A feature of his later, mature guitar style is the introduction of subtle counterpoint lines that complement the lead vocals. This can be heard on such songs as "Miles Weatherhill", "The Golden Glove", and "Courting is a Pleasure".

==Discography==
Jones's first four albums were originally released on vinyl on the Trailer Records label. Currently only the first two are available on CD. Legal wrangles continue to impede Jones's full back-catalogue from being re-released.

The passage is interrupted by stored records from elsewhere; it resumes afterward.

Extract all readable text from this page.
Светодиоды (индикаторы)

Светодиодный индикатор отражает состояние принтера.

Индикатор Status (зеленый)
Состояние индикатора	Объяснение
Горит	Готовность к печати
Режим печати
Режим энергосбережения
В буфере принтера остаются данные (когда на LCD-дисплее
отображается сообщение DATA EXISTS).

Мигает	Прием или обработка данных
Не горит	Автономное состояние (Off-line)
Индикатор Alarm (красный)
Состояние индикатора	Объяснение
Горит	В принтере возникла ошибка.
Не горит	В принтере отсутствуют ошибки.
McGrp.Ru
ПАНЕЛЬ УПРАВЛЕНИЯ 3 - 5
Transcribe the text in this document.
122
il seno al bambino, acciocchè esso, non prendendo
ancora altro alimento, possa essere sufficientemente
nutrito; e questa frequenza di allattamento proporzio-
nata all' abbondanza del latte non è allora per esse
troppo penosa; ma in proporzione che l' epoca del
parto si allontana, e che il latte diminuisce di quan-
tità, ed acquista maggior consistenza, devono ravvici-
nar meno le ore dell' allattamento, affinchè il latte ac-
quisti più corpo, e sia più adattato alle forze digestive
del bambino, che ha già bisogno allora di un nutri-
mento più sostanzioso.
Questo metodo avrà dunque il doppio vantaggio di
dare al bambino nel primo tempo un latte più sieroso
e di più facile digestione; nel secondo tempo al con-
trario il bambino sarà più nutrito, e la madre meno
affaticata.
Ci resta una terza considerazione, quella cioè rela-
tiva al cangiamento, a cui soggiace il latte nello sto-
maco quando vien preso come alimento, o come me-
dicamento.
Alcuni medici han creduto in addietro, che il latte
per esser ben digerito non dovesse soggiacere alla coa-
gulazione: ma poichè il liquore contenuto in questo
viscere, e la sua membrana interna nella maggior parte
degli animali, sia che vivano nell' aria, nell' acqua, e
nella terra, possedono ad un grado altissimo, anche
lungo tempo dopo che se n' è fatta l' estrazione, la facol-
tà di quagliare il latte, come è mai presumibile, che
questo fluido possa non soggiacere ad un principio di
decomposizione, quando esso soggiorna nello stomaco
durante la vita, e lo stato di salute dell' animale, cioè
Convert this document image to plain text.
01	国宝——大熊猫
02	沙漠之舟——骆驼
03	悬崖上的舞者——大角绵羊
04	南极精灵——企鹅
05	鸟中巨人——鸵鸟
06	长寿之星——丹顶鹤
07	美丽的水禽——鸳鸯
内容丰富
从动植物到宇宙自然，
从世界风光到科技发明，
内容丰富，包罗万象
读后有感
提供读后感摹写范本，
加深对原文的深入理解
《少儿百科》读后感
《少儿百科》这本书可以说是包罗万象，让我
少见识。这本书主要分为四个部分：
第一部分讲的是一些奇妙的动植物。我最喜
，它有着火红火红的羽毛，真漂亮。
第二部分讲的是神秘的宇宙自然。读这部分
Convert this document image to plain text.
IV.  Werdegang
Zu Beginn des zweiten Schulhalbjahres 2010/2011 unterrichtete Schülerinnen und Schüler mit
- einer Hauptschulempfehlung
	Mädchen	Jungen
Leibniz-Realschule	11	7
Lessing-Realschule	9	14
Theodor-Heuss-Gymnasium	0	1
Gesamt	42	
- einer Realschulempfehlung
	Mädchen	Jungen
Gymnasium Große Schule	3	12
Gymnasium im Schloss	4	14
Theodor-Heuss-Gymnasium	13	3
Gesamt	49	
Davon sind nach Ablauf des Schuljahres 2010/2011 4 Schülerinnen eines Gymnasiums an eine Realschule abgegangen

In 2001, Penguin Eggs was voted to second place in the "Best Folk Album of all Time" by listeners of the Mike Harding show on BBC Radio 2. The opening track on this album, "Canadee-I-O," was also recorded by Bob Dylan and included on his 1992 album Good as I Been to You. Some critics, such as FRoots editor Ian A. Anderson, have accused Dylan of stealing Jones's arrangements for this song, without credit or offer of royalties.

===Solo===
Studio albums:
- Ballads and Songs (1970)
- Nic Jones (1971)
- The Noah's Ark Trap (1977)
- From the Devil to a Stranger (1978)
- Penguin Eggs (1980)

Remastered live albums:
- In Search of Nic Jones (1998)
- Unearthed (2001)
- Game Set Match (2006)

===With The Halliard===
- It's The Irish in Me – The Halliard (1967)
- The Halliard and Jon Raven (1967)
- Broadside Songs (2005 – the Halliard songs from and Jon Raven, plus 10 more)
- The Last Goodnight! (2005 – long-lost recording from 1968, plus three more)

===With Bandoggs===
- Bandoggs (1978)

===With Maddy Prior and June Tabor===
- Silly Sisters (1976)

Jones has also sung, and played guitar and fiddle, on recordings by many other folk artists.

In 1999, John Wesley Harding released a tribute album entitled Trad Arr Jones.